In a telling move, Canaccord’s new special committee switched law firms over the weekend. Davies Ward Phillips & Vineberg LLP is out. In its place, the new committee hired Norton Rose Fulbright Canada LLP. No one parts ways with their law firm because they liked the advice they were getting.

The opportunity to make serious money taking Canaccord private exists because the investment bank’s stock price tends to track market sentiment, as opposed to the company’s profit. As recently as 18 months ago, when interest rates were low, the economy was hot and initial public offerings were daily occurrences, Canaccord’s stock traded at $16.

By last August, when rates were soaring, the economy was stalling and Bay Street was seized by one of its predictable “OMG-there-will-never-be-another-IPO” funks, Canaccord’s stock was around $8.

That’s when Mr. Daviau – tired of trying to convince investors that Canaccord deserved a premium valuation after years of building a fee-generating wealth management platform – began discussing taking the company private with Skky, its largest outside shareholder.

In a regulatory filing, Canaccord management disclosed that last summer the company also considered selling its British wealth management business. The board decided not to move forward on concerns the stock price would drop. As a private company, those issues vanish.

Here’s how the numbers look for Canaccord’s management, who already own 21 per cent of the company. The executives are offering $11.25 a share, which values the business at $1.1-billion.

Skky is committed to supporting the bid, even though its CEO, Gordon Flatt, said the dealer was worth $15 a share in a letter to the special committee. That means he estimates Canaccord is worth $1.5-billion, or $400-million more than what management is offering.

Canaccord’s now-departed committee hired RBC Capital Markets as its financial adviser. RBC concluded the stock is worth between $12.75 and $15.75 a share, or a top-end estimate of $1.6-billion for the entire company. To support its work, RBC said Canaccord’s British wealth management business is worth up to $750-million as a stand-alone business. RBC valued the Canadian wealth division at $900-million and Canaccord’s Australian business at $175-million.

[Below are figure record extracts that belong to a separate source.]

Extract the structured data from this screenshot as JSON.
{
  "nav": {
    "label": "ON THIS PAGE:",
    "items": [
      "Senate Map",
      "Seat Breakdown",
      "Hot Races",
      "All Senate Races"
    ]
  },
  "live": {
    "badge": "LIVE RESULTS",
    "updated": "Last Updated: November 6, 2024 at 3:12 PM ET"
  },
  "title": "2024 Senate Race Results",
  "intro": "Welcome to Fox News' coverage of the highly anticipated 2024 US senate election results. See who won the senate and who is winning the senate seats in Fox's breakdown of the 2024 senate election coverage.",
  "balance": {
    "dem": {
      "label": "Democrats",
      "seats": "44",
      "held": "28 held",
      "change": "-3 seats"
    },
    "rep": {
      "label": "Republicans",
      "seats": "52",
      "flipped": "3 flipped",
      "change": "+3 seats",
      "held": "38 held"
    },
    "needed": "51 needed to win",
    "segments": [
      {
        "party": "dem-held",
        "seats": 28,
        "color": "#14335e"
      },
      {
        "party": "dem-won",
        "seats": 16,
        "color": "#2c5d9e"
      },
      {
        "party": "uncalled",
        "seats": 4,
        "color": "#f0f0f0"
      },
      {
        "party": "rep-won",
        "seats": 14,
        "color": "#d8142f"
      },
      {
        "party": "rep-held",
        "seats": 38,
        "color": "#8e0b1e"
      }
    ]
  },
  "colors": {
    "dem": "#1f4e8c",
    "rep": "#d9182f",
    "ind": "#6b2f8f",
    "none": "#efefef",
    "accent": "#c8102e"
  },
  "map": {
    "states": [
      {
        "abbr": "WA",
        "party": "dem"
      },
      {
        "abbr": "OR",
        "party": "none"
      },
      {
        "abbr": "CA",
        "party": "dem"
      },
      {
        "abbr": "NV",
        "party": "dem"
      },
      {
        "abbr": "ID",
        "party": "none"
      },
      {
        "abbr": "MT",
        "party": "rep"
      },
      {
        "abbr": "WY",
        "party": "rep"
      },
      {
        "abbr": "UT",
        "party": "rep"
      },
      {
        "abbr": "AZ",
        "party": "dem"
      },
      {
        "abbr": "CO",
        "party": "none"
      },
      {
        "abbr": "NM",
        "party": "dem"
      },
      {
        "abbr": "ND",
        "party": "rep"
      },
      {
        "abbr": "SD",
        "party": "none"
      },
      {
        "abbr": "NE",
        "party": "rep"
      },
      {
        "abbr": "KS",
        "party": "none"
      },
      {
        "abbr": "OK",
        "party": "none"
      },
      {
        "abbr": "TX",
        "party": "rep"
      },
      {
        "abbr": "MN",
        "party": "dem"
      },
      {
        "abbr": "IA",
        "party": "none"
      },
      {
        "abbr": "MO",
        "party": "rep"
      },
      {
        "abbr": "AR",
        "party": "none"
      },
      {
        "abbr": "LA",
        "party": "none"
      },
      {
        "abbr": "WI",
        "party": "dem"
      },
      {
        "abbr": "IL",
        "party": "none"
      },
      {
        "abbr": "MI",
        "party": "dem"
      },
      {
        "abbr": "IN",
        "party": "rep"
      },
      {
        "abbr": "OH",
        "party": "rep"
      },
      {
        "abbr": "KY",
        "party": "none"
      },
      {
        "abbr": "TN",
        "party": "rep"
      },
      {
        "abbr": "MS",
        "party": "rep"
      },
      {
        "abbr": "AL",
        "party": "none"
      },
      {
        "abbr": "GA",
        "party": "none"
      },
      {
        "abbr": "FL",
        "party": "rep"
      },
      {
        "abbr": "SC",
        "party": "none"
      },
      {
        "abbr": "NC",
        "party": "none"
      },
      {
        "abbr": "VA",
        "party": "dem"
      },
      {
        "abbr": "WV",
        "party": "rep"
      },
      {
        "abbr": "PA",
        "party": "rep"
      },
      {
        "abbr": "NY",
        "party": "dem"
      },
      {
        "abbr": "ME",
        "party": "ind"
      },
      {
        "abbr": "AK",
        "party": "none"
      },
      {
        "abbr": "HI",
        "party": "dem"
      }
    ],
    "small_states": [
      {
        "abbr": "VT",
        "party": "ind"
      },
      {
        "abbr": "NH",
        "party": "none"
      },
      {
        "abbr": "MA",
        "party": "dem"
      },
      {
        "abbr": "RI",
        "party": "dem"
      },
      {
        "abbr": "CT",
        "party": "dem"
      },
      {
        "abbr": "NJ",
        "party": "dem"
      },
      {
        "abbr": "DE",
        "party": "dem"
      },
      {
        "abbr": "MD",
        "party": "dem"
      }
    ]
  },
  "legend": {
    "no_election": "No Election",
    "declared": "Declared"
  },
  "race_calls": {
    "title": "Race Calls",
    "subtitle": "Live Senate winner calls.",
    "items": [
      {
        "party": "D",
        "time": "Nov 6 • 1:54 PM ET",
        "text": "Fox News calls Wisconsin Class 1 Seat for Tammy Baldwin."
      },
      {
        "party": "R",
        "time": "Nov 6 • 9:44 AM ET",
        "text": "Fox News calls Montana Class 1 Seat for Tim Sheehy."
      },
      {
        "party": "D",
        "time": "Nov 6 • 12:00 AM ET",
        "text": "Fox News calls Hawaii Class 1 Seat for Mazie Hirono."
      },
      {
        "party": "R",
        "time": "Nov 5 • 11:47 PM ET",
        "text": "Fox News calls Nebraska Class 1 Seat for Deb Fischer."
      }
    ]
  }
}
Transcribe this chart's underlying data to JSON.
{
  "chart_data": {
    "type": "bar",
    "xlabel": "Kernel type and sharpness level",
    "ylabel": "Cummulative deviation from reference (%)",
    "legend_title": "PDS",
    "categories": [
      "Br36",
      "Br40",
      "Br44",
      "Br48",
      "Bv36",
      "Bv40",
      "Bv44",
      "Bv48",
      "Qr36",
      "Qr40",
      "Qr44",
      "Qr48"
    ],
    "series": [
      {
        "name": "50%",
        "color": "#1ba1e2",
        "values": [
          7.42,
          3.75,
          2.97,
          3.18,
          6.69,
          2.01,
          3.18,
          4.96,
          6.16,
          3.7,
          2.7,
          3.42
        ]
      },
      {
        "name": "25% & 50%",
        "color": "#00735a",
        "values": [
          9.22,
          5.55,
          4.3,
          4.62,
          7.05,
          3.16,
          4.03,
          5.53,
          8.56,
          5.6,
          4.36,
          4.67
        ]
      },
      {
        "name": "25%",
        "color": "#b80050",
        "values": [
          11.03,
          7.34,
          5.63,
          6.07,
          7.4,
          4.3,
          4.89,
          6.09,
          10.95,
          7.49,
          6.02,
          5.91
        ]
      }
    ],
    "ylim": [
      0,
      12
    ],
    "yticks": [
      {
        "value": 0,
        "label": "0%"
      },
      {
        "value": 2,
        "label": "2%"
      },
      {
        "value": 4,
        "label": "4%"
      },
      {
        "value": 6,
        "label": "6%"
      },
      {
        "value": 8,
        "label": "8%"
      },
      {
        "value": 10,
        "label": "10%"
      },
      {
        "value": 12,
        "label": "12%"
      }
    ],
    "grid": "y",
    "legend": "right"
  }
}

Canaccord management is poised to take their company private at a time when investors are steering clear of all things financial. When sentiment changes, and it will, the executive can sell Canaccord’s wealth management businesses, pay the debt used to finance their takeover and pocket serious cash, while still owning a banking business worth at least $500-million. And the committee trying to win a better deal for shareholders resigned on the weekend.